Last week I posted about a great javascript validation library. However, prior to even knowing about it I had often used javascript regular expressions to validate form data for format before passing it on. One of my regular expressions was designed to test for the proper formatting of phone numbers and it was almost perfect for my needs.

Well, except for one major bug that let pretty much any garbage pass.

Now, I also tested somewhat on the server side as well so it handling’t really caused me a data problem but the possibility was there. The funny thing is this regEx and so many others like it on the net have been in use for years and almost all that I have seen have the same problem.

I know a lot of them do because when I first needed one I found it on the net (before I knew anything at all about how to build my own regEx). Then later when I needed it to be more capable I found others and snipped clipped and pasted together many to get the one I needed. All of them have the same problem though and that is they let arbitrary characters in at the beginning of the string.

So, if your regex is supposed to limit to a number format of xxx-xxx-xxxx where the area code is optional and you write: (\d{3})?\d{3}\-\d{4}$

You might think you’re ok. But, you’re not. Sure, this will stop you from doing some things but it isn’t foolproof.

you need to change it to: ^(\d{3})?\d{3}\-\d{4}$

Notice, I added the ^ which means “match start of string” Without that you can enter pretty much whatever you want before your valid phone number pattern and still get it to pass the validation routine that should have cut it out. Note also that you can’t use the optional \A regEx anchor instead of the ^ as it will not work. That little caveat caused me some issues.

So instead of only allowing: 304-525-5555 or 525-5555 it also allows: falsdfjoij304-525-5555 fjsadkqlfjdsa525-5555

not really what you want is it? Anyway, here is my final regular expression for phone number validation. I did this a bit differently than I normally would so I could really explain each part of the regEx.
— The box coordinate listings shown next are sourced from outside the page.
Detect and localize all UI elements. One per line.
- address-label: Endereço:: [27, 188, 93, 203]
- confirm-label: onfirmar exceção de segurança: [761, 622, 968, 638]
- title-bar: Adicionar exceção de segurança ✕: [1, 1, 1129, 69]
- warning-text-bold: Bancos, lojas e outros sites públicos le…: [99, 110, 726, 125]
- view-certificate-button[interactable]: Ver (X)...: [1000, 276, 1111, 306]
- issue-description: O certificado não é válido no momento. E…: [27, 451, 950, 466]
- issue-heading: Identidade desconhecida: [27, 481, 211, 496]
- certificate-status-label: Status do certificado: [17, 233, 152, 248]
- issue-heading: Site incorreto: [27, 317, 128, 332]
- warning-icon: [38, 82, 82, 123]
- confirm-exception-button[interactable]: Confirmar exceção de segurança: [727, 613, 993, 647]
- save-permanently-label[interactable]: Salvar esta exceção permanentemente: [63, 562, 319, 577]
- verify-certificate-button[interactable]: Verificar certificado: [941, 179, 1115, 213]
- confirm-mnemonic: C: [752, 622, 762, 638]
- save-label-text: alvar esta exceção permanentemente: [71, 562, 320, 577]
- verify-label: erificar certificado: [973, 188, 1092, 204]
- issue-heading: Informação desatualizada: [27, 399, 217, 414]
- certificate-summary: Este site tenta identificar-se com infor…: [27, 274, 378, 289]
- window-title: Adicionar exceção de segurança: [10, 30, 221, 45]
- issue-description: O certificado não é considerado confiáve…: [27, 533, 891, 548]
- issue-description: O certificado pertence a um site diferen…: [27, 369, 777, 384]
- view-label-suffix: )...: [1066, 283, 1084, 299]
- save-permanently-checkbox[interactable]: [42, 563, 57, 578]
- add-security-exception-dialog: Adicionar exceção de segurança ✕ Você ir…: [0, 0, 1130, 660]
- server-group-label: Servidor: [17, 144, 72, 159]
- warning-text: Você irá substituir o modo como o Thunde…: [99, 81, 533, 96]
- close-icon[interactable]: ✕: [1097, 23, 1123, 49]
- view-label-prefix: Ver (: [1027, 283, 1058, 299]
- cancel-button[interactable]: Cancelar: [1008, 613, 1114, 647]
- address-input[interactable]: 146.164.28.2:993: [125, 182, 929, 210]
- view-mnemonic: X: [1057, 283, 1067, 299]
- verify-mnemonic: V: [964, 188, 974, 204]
Normally I would just build the regEX and be done with it.

function isValidPhoneNumber(s){
var pat = "^";
var exp;
// BEGIN THE ARA CODE GROUPING
pat = pat + "(";
// OPTIONAL OPENING (
pat = pat + "\\\\(?";
// 3 DIGIT AREA CODE
pat = pat + "\\\d{3}";
// OPTIONAL CLOSING )
pat = pat + "\\\\)?";
// OPTIONAL DASH OR SPACE BETWEEN AREA CODE AND PREFIX
pat = pat + "(\\\\-| )?";
// END THE AREA CODE GROUPING
pat = pat + ")?";
// PREFIX
pat = pat + "\\\d{3}";
//OPTIONAL DASH OR SPACE BETWEEN PREFIX AND SUFFIX
pat = pat + "(\\\\-| )?";
// SUFFIX
pat = pat + "\\\d{4}";
// OPTIONAL SPACE
pat = pat + "\\\s?";
// OPTIONAL EXTENSION ID - xt, ext, x, space, or dash
pat = pat + "(\\\\-|x|X|ext|EXT|ex|EX| )?";
// OPTIONAL SPACE
pat = pat + "\\\s?";
// OPTIONAL EXTENSION UP TO 6 NUMBERS
pat = pat + "\\\d{0,6}?";
// END OF INPUT
pat = pat + "$";
exp = new RegExp(pat);
return exp.test(s);
}

Comments

Bill

Thanks, while I am definatly not a master of them I am pretty comfortable - however I will take your advice to heart and not be very trusting of others RegExs.

I guess that was the point of my post in some ways. Nearly every phone number validation RegEx I found online (i even searched for more again yesterday while posting this) have the same problem of the missing ^ (match start of string).

The phone number regex I was using has been in place for quite a while and it never revealed its problem until this week when a user tried to put a / in between the areacode and phone number prefix - and it was accepted.

I’ll give the book you suggested a look. I have also thought of getting Forta’s (RegEx’s in Ten Minutes) just as a handy desk reference.

I think this would be a good place for a javascript unit test library.

gus

Regular Expressions can be daunting to learn, but are well worth the effort. Without a solid understanding of regular expressions you should be very skeptical of any regex you find online.

My general rule of thumb with any code I find online is… if I don’t understand it, I don’t use it.

I highly recommend the O’Reilly book “Mastering Regular Expressions”. It’s not an easy read, but well worth the effort.